Gabon : 46 enregistrements et 14 vidéos « compromettants » sur le président Oligui NGUEMA détenu par l’influenceur controversé libano-gabonais Nazih Marwan Al-Azzi

L’influenceur Nazih Marwan Al-Azzi, connu sur les réseaux sociaux sous le nom Nazih, a été arrêté vendredi dernier à Beyrouth, au Liban. Le jeuneGabonais de 25 ans, d’origine libanaise, avait  affirmé avoir entre ses mains des vidéos et audios impliquant le président gabonais Brice Clotaire Oligui Nguema. Des enregistrements qu’il serait pret à ne pas rendre publique pour une somme de six milliards de francs CFA. 

La cavale médiatique de Nazih Marwan Al-Azzi, alias X Nazih X, s’est achevée brutalement. Interpellé par la Direction générale de la Sûreté générale du Liban, ce jeune Libanais de 25 ans, devenu figure sulfureuse de la scène numérique gabonaise, est désormais au cœur d’un dossier mêlant chantage politique, soupçons de corruption et tensions diplomatiques.

En effet, Nazih a multiplié depuis le Liban des invectives contre le président gabonais.

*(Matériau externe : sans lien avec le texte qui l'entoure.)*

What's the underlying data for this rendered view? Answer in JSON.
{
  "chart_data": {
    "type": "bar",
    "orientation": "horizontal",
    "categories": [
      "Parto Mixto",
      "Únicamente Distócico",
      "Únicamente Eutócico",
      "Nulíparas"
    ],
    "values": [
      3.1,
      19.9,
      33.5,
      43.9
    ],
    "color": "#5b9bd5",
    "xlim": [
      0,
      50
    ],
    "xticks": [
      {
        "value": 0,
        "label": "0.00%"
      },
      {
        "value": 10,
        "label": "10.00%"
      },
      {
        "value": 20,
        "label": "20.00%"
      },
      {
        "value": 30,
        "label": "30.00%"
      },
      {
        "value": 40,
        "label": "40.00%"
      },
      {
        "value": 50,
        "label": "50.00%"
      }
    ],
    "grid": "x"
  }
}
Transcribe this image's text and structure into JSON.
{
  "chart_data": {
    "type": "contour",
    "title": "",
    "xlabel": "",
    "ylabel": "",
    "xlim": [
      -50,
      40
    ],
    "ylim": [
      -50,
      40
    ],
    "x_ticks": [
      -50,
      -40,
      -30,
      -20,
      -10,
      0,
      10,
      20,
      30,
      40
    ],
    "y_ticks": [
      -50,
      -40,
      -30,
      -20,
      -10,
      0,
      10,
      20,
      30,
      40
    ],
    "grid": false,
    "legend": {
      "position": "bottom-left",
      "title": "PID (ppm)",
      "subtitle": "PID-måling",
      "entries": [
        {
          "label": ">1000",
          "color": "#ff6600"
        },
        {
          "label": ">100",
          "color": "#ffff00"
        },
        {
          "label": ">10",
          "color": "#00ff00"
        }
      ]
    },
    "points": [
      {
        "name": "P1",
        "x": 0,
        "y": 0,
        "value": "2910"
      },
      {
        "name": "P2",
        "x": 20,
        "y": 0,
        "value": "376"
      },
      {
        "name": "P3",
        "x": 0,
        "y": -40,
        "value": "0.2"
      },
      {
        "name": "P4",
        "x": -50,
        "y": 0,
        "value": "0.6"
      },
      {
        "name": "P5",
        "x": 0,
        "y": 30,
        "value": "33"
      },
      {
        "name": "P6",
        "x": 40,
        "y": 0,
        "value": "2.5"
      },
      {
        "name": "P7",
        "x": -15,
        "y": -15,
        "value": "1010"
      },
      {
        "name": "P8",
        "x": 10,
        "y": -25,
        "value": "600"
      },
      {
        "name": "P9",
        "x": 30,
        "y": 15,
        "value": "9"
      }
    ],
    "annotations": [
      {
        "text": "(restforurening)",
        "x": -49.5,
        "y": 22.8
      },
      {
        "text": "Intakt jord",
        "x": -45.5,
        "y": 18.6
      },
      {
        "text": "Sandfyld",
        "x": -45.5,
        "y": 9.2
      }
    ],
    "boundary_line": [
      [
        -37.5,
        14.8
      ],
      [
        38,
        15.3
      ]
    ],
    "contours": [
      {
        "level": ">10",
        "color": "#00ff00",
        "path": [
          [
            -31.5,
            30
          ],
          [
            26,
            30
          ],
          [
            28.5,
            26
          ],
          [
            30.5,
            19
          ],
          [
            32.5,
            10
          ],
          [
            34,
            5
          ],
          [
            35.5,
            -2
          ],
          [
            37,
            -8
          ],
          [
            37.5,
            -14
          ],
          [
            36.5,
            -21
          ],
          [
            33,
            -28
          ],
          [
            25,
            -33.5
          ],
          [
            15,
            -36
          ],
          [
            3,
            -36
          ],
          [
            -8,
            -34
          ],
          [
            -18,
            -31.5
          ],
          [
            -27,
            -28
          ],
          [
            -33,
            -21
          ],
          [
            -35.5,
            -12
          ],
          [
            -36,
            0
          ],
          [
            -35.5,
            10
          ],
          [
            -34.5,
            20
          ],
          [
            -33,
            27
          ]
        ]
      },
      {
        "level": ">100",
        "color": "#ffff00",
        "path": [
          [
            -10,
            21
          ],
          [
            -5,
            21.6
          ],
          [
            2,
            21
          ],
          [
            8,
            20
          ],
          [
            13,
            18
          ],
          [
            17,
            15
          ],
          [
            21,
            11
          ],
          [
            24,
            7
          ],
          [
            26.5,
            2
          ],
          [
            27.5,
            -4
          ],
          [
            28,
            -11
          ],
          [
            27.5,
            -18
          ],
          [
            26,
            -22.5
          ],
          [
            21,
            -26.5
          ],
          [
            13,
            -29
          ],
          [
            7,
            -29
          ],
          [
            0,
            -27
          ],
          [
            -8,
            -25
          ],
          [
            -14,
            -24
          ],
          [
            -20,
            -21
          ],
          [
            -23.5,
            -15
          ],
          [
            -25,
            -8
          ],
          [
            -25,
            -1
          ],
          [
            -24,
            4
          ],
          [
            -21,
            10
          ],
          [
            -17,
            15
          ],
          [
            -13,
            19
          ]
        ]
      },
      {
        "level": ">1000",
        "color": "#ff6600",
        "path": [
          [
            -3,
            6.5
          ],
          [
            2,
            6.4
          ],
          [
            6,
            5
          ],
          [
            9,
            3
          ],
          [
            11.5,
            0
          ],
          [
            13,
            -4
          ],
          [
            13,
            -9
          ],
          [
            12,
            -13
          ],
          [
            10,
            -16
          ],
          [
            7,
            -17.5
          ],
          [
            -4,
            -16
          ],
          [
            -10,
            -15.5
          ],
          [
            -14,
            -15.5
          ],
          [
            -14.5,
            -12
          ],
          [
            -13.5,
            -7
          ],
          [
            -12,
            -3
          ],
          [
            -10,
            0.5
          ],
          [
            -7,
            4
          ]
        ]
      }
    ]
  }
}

Les autorités libanaise auraient agi à la suite de la diffusion d’un premier enregistrement d’une conversation privée entre lui et le président gabonais ; Toute la semaine dernière, l’influenceur a tenu le Gabon en haleine en affirmant que l’enregistrement diffusé n’était pas le dernier : il détiendrait 46 autres et 14 vidéos « compromettants », affirme-t-il. Des enregistrements audios, confidences et documents qui laissent entendre qu’il percevait 4 millions FCFA par mois directement des services de la présidence. Un privilège inouï dans un pays où le SMIG plafonne à 150 000 FCFA.

Mais encore, selon ses propres déclarations publiées en ligne, Nazih Marwan Al-Azzi a accusé la Direction générale de la Sécurité et de la Surveillance (DGSS) de s’être muée en réseau de trafic de drogue opérant à Libreville et Port-Gentil, et d’y maintenir des lieux de détention clandestins (il évoque notamment deux Maliens détenus sans base légale et un proche gardé deux ans). Des attaques qui ne visent pas que le chef d’Etat du Gabon, mais aussi la DGSS, pilier du renseignement gabonais, à des personnalités de la magistrature, dont l’avocat Me Jean-Paul Moumbembé et la secrétaire permanente du Conseil supérieur de la magistrature Paulette Akolly, ou des personnalités politiques comme l’opposant Alain-Claude Bilie-By-Nze.

Dans un communiqué, la communauté libanaise du Gabon s’est désolidarisée de son compatriote. De son côté, Beyrouth pourrait extrader le jeune homme au Gabon où il risque d’être inculpé pour corruption en bande organisée, chantage et injures publiques. Il n’existe pas d’entraide judiciaire entre le Liban et le Gabon, mais les deux pays auraient trouvé un arrangement.